In August, I noticed a large lump in my breast when I was taking a shower. It looked sort of bruised and occasionally hurt. I knew that none of this was normal and I assumed the worst. I tried to focus on other things and work toward my future. But the same thoughts always crept back into my mind: “what will I do if I’m diagnosed with breast cancer?”
As a relatively positive person, I tried to make light of the situation but the light was often hard to find. It flicked on and off, sometimes distracting me from my fears and sometimes leaving me in the dark, crying into my pillow and endlessly Googling my symptoms. When I looked online and spoke to medical professionals, I kept seeing and hearing, “you’re young so it’s probably a benign condition.”
But I also knew that though breast cancer is uncommon among young people, it is not unheard of, either. I am not special – it could affect anyone. It could affect me.
The month of October was the hardest for me. My concerns about my health consumed me. Any free time I had was spent Googling breast cancer symptoms. I knew this wasn’t a good or healthy thing to do. I knew this that wasn’t the best way to get information and that I was scaring myself. But I didn’t know how to talk about it. I bottled up my feelings, trying to keep up with my daily schedule of being a college student and feeling like the only young person who had to deal with this. I am not the only young person who has dealt with something like this. If you notice breast abnormalities at a young age, you’re not alone.

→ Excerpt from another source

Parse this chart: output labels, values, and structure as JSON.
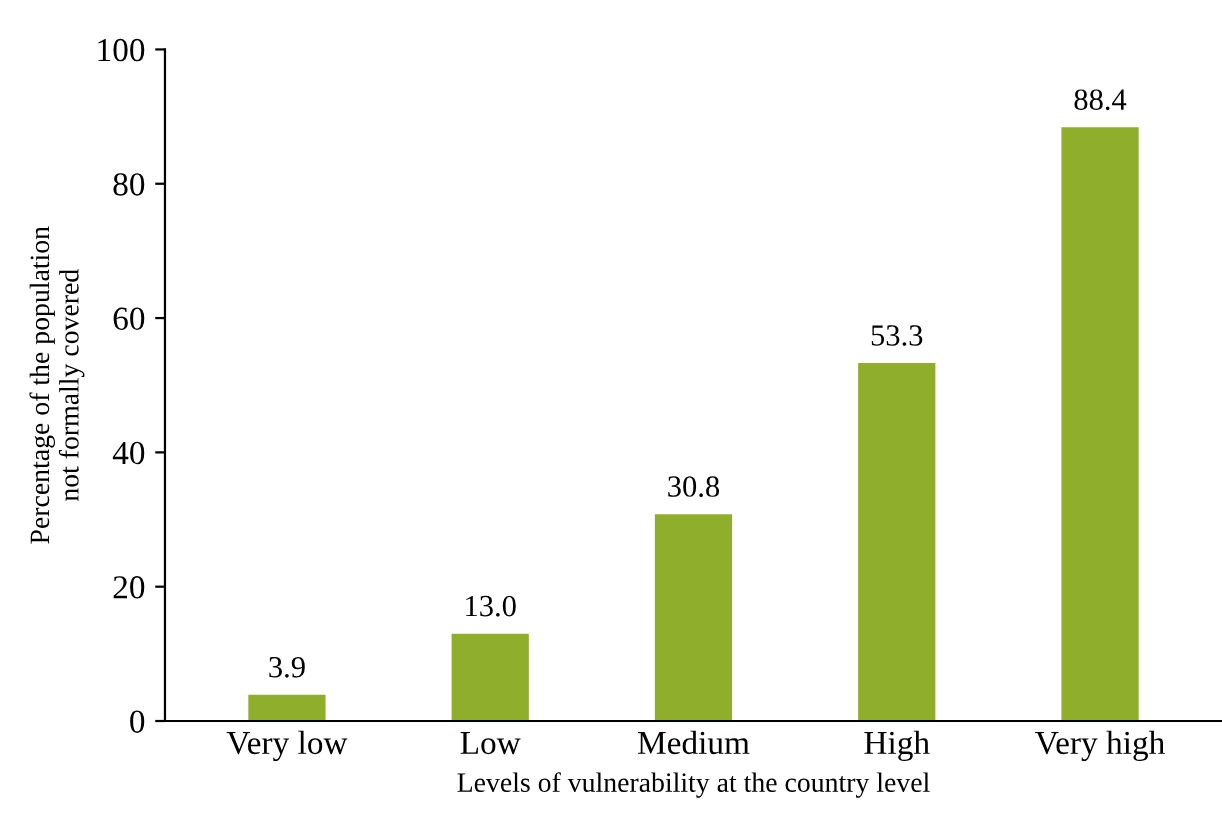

This wasn’t the first time I had a breast lump. I had another when I was 16 and it wasn’t removed at that time. I had an ultrasound and was told that the lump was benign. My doctors told me to keep watching it. When I found the second lump, I still had the first one too. I didn’t want to have them checked because I was afraid of the results. However, getting them checked was so important for my health, even though it was scary. The second lump was uglier and more obvious than the first one, and I wasn’t advised to simply watch it. After having an ultrasound, I was told that it was probably benign, but I should have a needle biopsy to make sure. Because of my fears, the appearance of the lump, the desire to just get them out of my body, and a variety of other reasons, I opted to have both of the lumps surgically removed instead. I was shaking when my surgeon’s office called me. Both lumps ended up being benign. Now, I realize the importance of checking my breasts for abnormalities. I understand the importance of valuing my health and my body and taking care of it, even when I might get results that I really, really don’t want to hear.
It’s easy to find pink merchandise and people going around campus collecting money for breast cancer awareness during the month of October (or anytime). It’s not that those efforts are inherently bad. Some organizations are controversial but that’s a whole different story. With all of this “breast cancer awareness,” though, why was I still so unaware about breast conditions?
I think there’s an additional awareness component missing – though various awareness campaigns might remind people that the issue exists and bring attention to it, the color pink never taught me anything about my own breast health. I knew virtually nothing before this experience. I had never seen a pamphlet about breast conditions until I went to see a surgeon. I heard “check yourself” again and again but I didn’t realize the importance or how it might affect me.
Evidently, I’m not a medial professional and cannot provide medical advice. Everyone’s experience is different.
But I hope we can begin to expand the conversation and advocate for more awareness, research and access to information for young women. For all women.